In 386 AD the Dalmatian priest Jerome arrived in Bethlehem from Rome. He had always wanted to translate the Old Testament from the original Hebrew into Latin. When he was in Rome he was the secretary to Pope Damasus and did not have time for this venture. He secluded himself in a cave near the Grotto of the Nativity to study the Bible and undertake this work. While he was in Rome, he had attracted a circle of women who wanted to strengthen their faith. One of these women, Paula, and her daughter Eustochium, followed Jerome to Bethlehem, where she founded a convent near the Cave of the Nativity. When she arrived in Bethlehem, Paula said, "Yes, this will be my resting place; since the Redeemer himself has chosen this as his residence, this is where I too want to stay." Notice the skull under Jerome's foot.

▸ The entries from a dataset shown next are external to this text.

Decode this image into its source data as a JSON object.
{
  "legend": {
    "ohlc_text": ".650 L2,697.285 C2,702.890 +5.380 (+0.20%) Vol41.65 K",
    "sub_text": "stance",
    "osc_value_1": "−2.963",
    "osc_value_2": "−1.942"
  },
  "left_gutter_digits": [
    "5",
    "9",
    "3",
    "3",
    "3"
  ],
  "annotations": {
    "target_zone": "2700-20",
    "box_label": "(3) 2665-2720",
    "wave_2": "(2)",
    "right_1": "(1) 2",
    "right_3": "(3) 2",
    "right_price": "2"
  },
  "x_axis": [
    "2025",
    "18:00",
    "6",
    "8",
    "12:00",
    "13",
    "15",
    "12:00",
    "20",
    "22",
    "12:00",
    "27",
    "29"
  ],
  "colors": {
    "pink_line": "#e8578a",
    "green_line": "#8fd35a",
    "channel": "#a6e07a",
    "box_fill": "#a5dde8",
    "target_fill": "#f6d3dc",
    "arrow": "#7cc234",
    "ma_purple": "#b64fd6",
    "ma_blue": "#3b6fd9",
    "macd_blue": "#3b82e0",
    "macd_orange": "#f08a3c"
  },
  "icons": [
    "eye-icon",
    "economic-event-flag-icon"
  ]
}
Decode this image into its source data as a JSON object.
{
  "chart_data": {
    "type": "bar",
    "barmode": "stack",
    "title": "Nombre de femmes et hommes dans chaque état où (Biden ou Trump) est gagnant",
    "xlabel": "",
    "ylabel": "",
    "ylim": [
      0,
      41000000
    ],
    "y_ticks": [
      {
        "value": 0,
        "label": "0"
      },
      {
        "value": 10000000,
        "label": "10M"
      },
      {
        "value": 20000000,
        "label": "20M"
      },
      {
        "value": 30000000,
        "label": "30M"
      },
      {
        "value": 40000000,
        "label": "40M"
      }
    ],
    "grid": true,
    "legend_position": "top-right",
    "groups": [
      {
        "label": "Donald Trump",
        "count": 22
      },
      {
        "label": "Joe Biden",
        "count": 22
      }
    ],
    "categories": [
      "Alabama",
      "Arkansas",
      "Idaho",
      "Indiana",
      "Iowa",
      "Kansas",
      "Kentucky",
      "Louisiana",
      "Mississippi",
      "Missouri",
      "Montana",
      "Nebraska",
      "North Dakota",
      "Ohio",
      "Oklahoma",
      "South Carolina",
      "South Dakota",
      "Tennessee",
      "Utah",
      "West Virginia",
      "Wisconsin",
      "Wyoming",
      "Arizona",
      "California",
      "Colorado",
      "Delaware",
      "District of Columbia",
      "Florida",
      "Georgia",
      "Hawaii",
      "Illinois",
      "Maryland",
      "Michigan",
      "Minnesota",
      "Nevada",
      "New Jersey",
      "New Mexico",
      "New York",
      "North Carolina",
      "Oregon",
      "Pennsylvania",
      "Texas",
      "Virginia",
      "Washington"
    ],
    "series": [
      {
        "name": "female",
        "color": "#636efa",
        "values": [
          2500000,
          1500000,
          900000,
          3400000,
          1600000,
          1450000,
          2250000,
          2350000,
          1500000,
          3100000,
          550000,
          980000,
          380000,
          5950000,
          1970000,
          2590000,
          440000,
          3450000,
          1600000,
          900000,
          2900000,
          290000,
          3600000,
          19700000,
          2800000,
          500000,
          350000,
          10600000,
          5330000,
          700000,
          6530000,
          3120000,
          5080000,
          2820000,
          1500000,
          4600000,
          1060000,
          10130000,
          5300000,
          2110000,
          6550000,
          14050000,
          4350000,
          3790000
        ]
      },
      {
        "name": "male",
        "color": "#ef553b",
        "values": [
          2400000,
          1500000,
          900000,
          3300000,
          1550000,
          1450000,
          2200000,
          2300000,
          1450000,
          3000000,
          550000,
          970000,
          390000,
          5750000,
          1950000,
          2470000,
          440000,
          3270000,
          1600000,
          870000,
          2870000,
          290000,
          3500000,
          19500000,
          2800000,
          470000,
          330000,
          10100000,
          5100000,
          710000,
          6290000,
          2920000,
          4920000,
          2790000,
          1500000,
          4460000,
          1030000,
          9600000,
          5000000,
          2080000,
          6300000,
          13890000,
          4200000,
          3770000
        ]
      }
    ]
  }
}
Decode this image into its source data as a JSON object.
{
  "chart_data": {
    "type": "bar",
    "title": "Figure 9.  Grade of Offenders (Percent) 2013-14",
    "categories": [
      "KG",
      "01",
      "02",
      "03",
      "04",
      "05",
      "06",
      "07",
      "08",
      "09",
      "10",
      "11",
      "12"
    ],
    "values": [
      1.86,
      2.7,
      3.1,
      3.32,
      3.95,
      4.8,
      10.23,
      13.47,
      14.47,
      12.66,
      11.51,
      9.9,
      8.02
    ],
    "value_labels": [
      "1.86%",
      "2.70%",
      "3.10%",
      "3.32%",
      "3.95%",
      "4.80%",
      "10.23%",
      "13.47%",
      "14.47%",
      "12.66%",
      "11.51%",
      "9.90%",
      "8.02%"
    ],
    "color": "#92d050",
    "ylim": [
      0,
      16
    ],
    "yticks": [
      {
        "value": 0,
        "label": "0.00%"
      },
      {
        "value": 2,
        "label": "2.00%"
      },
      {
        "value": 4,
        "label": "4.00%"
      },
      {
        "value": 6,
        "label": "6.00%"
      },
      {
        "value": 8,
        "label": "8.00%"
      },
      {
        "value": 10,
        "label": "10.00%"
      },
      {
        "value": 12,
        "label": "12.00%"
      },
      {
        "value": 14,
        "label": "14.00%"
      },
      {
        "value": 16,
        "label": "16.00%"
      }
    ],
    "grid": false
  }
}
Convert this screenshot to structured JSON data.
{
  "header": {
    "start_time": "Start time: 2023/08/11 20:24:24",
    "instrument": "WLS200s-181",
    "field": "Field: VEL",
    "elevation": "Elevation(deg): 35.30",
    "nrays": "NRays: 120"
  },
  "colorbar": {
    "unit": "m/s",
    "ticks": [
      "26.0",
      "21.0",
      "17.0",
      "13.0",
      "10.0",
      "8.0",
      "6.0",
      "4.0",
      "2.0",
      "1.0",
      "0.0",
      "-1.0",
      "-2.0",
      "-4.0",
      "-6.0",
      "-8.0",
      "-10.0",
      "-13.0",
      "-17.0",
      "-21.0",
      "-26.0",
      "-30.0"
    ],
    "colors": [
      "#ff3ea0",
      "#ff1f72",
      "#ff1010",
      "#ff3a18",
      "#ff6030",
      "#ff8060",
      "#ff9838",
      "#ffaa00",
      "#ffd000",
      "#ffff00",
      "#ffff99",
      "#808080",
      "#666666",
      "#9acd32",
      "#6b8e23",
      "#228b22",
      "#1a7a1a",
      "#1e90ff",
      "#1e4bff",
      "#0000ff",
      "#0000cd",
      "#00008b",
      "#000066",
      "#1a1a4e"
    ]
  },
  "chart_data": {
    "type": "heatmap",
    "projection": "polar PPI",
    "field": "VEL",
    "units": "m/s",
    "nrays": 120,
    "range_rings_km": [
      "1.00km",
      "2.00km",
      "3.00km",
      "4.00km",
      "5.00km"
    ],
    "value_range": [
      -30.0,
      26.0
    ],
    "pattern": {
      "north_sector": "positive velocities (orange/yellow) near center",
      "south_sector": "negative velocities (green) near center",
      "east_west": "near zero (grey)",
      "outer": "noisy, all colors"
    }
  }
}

Some say it symbolizes all the death in the Bible, while others opine it is because he wanted to give up his translation of the Bible, but could not bring himself to.
Beneath St. Catherine's Church is the Cave of Jerome. Jerome spent thirty years here, working on his translation. Paula, her daughter, and St. Jerome are all buried in a crypt here.
Amen!
We end this very emotional day back in our Bethlehem hotel.